In an interview with ABC News, President Barack Obama said Washington considers the National Coalition as “the legitimate representative of the Syrian people in opposition to the Assad regime.”
However, at a Friends of the Syrian People meeting in Marrakesh earlier this month, Foreign Affairs Minister John Baird said that, due to several concerns, Canada is not yet ready to endorse the coalition as the sole representative of Syria.
In a Dec. 12 statement released on the event of the conference, Baird announced Canada will continue to provide aid and humanitarian assistance to Syrian refugees fleeing to neighbouring countries.

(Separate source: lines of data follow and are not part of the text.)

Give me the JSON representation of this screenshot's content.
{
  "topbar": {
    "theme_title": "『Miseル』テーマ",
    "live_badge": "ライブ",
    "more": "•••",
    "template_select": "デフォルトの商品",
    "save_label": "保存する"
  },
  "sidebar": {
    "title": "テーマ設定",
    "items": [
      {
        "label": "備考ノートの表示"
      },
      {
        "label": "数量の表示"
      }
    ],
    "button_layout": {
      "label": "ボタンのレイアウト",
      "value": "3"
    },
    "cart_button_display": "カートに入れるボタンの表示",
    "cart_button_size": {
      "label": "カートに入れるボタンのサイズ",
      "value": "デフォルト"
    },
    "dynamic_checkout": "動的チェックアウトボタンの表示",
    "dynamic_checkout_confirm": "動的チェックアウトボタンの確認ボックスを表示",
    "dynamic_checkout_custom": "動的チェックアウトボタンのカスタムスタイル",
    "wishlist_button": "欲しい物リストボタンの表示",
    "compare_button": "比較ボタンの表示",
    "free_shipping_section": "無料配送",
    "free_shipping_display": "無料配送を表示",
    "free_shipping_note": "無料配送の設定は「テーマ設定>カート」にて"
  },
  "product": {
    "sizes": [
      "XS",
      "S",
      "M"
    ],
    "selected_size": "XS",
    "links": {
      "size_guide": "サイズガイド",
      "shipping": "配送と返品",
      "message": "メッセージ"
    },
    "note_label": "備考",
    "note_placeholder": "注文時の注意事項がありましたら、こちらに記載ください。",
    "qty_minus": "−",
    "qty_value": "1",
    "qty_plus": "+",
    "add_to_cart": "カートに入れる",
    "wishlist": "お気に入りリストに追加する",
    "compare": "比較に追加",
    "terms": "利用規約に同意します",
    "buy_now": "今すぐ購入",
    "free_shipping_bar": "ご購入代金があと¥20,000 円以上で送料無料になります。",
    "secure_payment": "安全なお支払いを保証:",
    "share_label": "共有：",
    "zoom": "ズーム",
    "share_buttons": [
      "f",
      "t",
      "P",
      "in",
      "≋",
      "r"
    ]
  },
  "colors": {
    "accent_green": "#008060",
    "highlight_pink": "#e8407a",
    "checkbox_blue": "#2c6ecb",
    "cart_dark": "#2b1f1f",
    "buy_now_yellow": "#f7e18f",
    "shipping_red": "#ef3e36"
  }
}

Baird also committed to providing the Jordanian Armed Forces with $1.5 million in “personal protective equipment” to guard against a potential chemical weapons attack from Syria.
“We remain deeply concerned about the potential loss of control over chemical weapons stockpiles,” he said in the statement.
“Canada continues to call for an immediate end to the violence in Syria and for Assad to step down so that a Syrian-led political transition can begin.”
In addition to the immediate goal of ending the civil war, De Kerckhove suggests that Canada can also play its part in shaping post-conflict Syria.
To that end, he recommends Canada recognize the new rebel-led government of Syria, engage and empower the Arab league more systematically, prepare to assist in post-Assad reconstruction and in ensuring a process of disarmament and reconciliation, and ensure that Canadian action in Syria enhances Israel’s security.
The upheaval in Syria began in March 2011 with clashes between forces loyal to Assad’s long-ruling Ba’ath Party government and those seeking to oust the regime. The conflict, part of the wider Arab Spring protest movement, escalated to a civil war, which is estimated to have cost at least 40,000 deaths to date.